The walk started on July 20, 2017, from Gran Sasso and ended on July 23 in Majella. The participants engaged in activities such as vegetation and microclimate monitoring, and geological and faunistic observations with the assistance of botanists, zoologists, and geologists.
Researchers, amateur naturalists, and volunteers were involved in special events such as the BioBlitz or the botanical treasure hunts to identify plant and animal species in the areas.
The Anthropica Trail took place by bike, connecting the Gulf of Naples to the Mar Piccolo in Taranto over eight days. It aimed to raise awareness about anthropogenic impacts on ecosystems, habitat loss, biodiversity, and the fragility of aquatic ecosystems due to coastal system exploitation for industrial activities. The route crossed Campania, Basilicata, and Puglia.
During this Trail, several communication activities were targeting primary and secondary school students. A series of workshops called “Sea Futuring Tours”, were launched during Anthropica with the aim to collect new ideas and to imagine the future of the sea.

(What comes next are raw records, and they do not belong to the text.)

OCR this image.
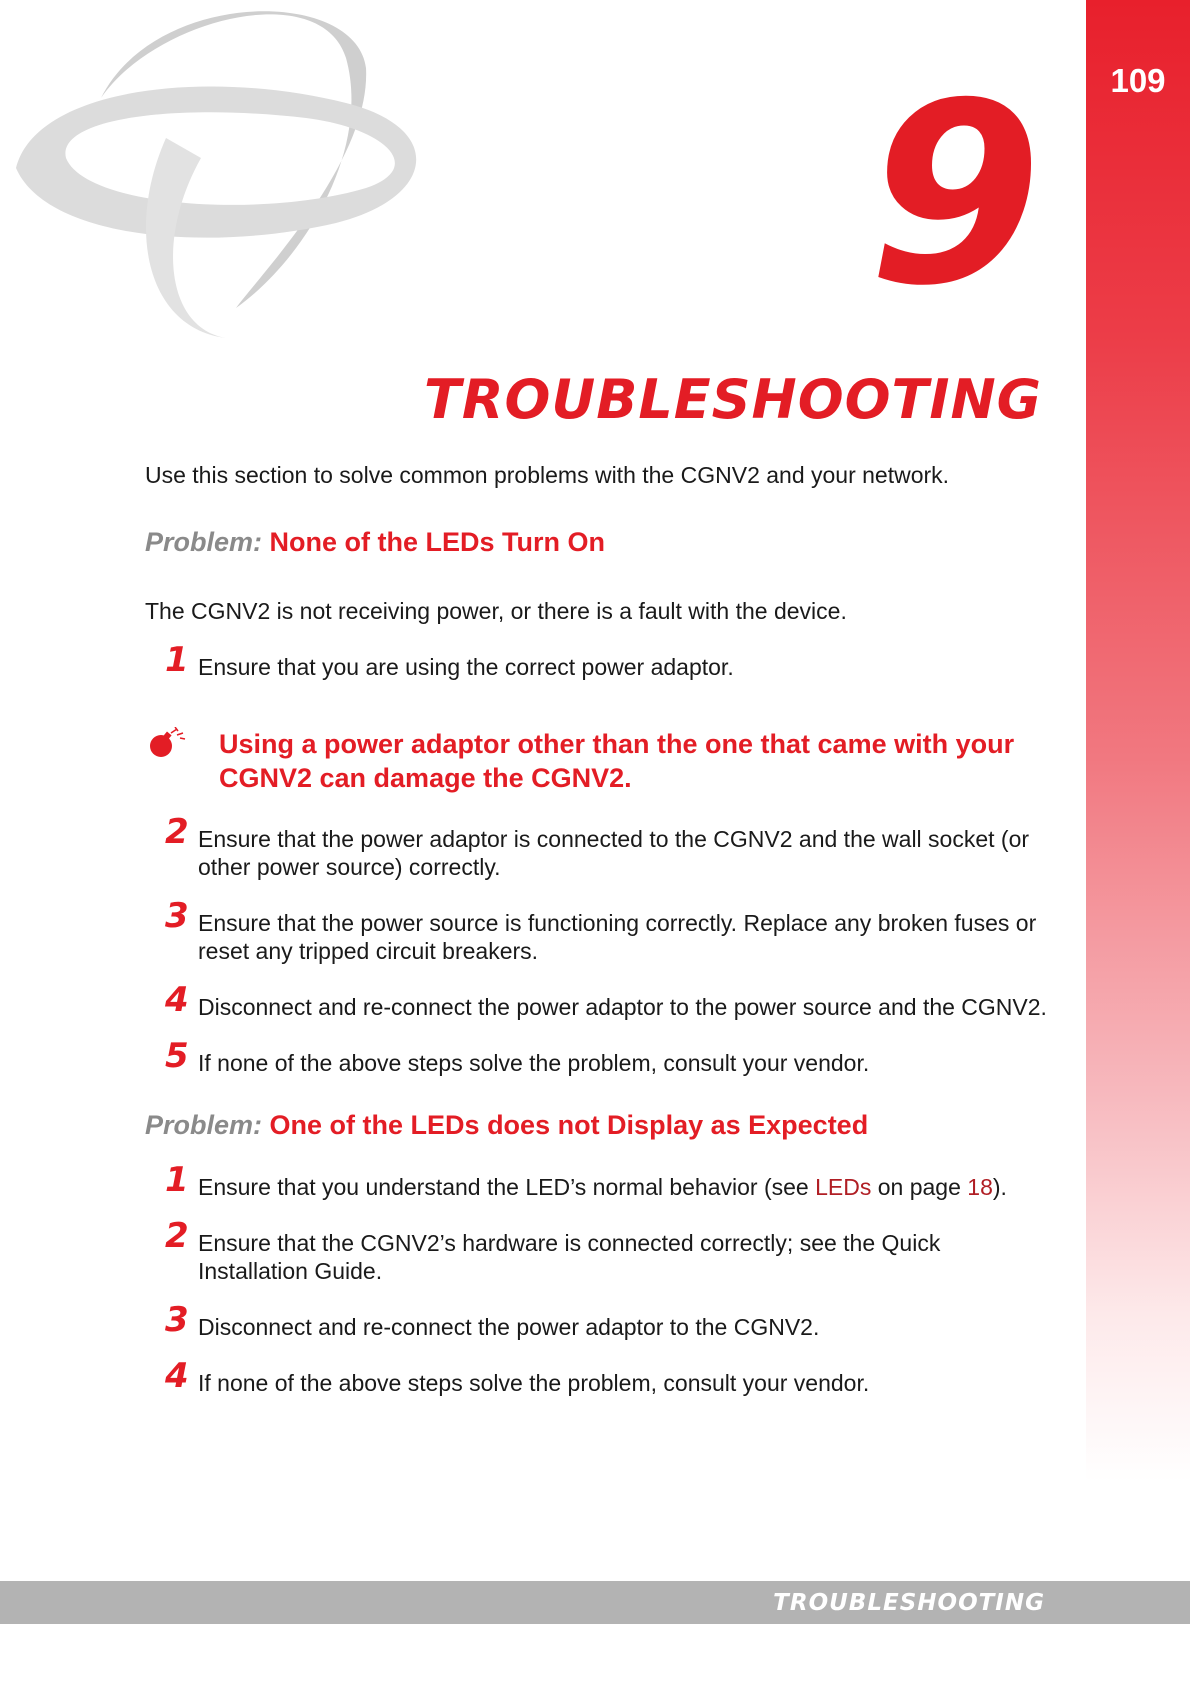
109
9
TROUBLESHOOTING

Use this section to solve common problems with the CGNV2 and your network.

Problem: None of the LEDs Turn On

The CGNV2 is not receiving power, or there is a fault with the device.

1 Ensure that you are using the correct power adaptor.
Using a power adaptor other than the one that came with your CGNV2 can damage the CGNV2.
2 Ensure that the power adaptor is connected to the CGNV2 and the wall socket (or other power source) correctly.
3 Ensure that the power source is functioning correctly. Replace any broken fuses or reset any tripped circuit breakers.
4 Disconnect and re-connect the power adaptor to the power source and the CGNV2.
5 If none of the above steps solve the problem, consult your vendor.
Problem: One of the LEDs does not Display as Expected
1 Ensure that you understand the LED’s normal behavior (see LEDs on page 18).
2 Ensure that the CGNV2’s hardware is connected correctly; see the Quick Installation Guide.
3 Disconnect and re-connect the power adaptor to the CGNV2.
4 If none of the above steps solve the problem, consult your vendor.
TROUBLESHOOTING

The Trail route passed through several highly anthropized ecosystems, particularly along the coasts of Campania and Puglia, encountering areas impacted by industrial activities. The journey included visits to significant scientific-naturalistic contexts, such as the Gulfs of Naples and Salerno, Cilento National Park, Vallo di Diano and Alburni (SIC and ZPS areas), Murgia Materana Park, and the Acquedotto Pugliese (a national institution for water resource management).
Experiences from this walk and the “Terramare – Il racconto del cambiamento tra foreste, laghi e mare” walk in 2016 were compiled in the book “ANTHROPICA. VIAGGIO NELL’ITALIA DEL CAMBIAMENTO AMBIENTALE” (Hoepli 2023) by Domenico D’Alelio and Emanuela Dattolo.